Obama supporter: You’re just attacking Obama’s character because you can’t talk about issues! YES WE CAN!
You: Obama’s foreign policy is very naive. Doesn’t he know it’s silly to negotiate without preparation and preconditions?
Obama Supporter: You’re just attacking him on issues because your candidate has less character! Obama is a clean politician! YES WE CAN!
The solution to this is to overwhelm the Obama supporter with multiple facets of Obama’s flaws. Try to talk about Obama’s character and the issues both at once. For example:
You: If Obama can’t stand up to the anti-Americanism in his own pastor and wife, how can he be expected to stand up for America abroad? That sort of character doesn’t make for sound foreign policy.
Obama Supporter: You’re just talking about Obama’s character and the issues because you can’t talk about……um…..YES WE CAN!
In most instances, the Obama supporter will not want to discuss any issues with you, but rather to personally attack you and make threats. It is ill advised to try and discuss issues with these types, you’ll just waste effort. The best approach to this, is to mock them playfully while remaining above the level of their attacks. You should smile as you do so and laugh about it with friends later.
Example 1: The Yeswecan.
Obama Supporter: Our economy is exploding we’re all gonna die and racism is getting worse and there are Republicans under my bed and….
You: Sounds like you need to change your attitude into something more hopeful.
Example 2: The O’Latte:
Obama Supporter: Only idiots don’t vote for Obama!

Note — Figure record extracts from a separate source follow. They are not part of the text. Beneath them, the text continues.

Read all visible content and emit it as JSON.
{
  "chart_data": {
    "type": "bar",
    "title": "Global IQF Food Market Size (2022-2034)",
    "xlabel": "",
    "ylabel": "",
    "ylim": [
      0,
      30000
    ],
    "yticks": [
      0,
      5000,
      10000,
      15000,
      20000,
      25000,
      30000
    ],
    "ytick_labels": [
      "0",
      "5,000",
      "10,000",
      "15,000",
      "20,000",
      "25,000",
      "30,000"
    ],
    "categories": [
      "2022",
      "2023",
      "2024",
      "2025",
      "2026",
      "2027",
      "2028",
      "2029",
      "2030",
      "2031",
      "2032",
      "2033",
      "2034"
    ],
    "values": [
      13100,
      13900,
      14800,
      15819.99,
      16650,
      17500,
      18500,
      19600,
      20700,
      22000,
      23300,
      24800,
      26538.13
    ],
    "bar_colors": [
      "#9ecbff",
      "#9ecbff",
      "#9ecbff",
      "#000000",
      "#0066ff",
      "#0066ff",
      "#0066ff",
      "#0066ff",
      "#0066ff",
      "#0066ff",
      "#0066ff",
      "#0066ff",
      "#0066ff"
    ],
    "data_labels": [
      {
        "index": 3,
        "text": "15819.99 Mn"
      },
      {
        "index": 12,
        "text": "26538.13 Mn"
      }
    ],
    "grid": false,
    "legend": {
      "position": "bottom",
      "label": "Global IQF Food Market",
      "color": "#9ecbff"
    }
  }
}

YES WE CAN!
You: Wait a sec, but I thought you said you were voting for him?
Example 3: The Obamaton AKA Obamabot
Obama Supporter: OMFG U R SUX U F***ING RUHS LIMBAH BUSH HITLERY! YES WE CAN!
You: Hey, why all the hate? Doesn’t your candidate stand for unity and mutual respect? Oh wait, maybe you don’t support him? OMFG RACIST! YES WE CAN!
Obama Supporter: ??????? YES WE CAN!
You: YES WE CAN!
Obama Supporter: YES WE CAN!
You: By the way, Obama sucks.
(The Obamelites don’t “mingle” with normal people, Obombers don’t speak, and O’Zombies are well, basically zombies. For these reasons, you’ll only likely talk to the three types above.)
Oftentimes, Obama supporters will accuse you of being a racist. There is only one solution to this: use their same logic and accuse them of being more racist. Obama supporters assume that if you aren’t voting for Obama, you must hate black people. But, Obama is half-white. So, accuse them in turn of being unable to support a full-black candidate because of racism. Pick a black candidate you think will work for this. I generally use Condi because she’s both black and a woman. Thus, I can add the sexism charge too. For example:
Obama Supporter: You aren’t voting for Obama? RACIST! RACIST! RACIST! YES WE CAN!
You: Oh, so you’re voting for Obama? What, do you just hate full-black people so much you could only bring yourself to vote for someone that was half-white? Wow. I’m campaigning to elect Condi Rice. Not only is she black, but she’s also a woman, and she’s not even running for president. Obama got delegates in Michigan he didn’t earn, why not Condi?
When having such conversations, it is important to remember to have fun. As a general rule, Obama supporters are really, really, really, really, dumb and dumb people have a way of frustrating normal people. Don’t let them frustrate you. Have fun.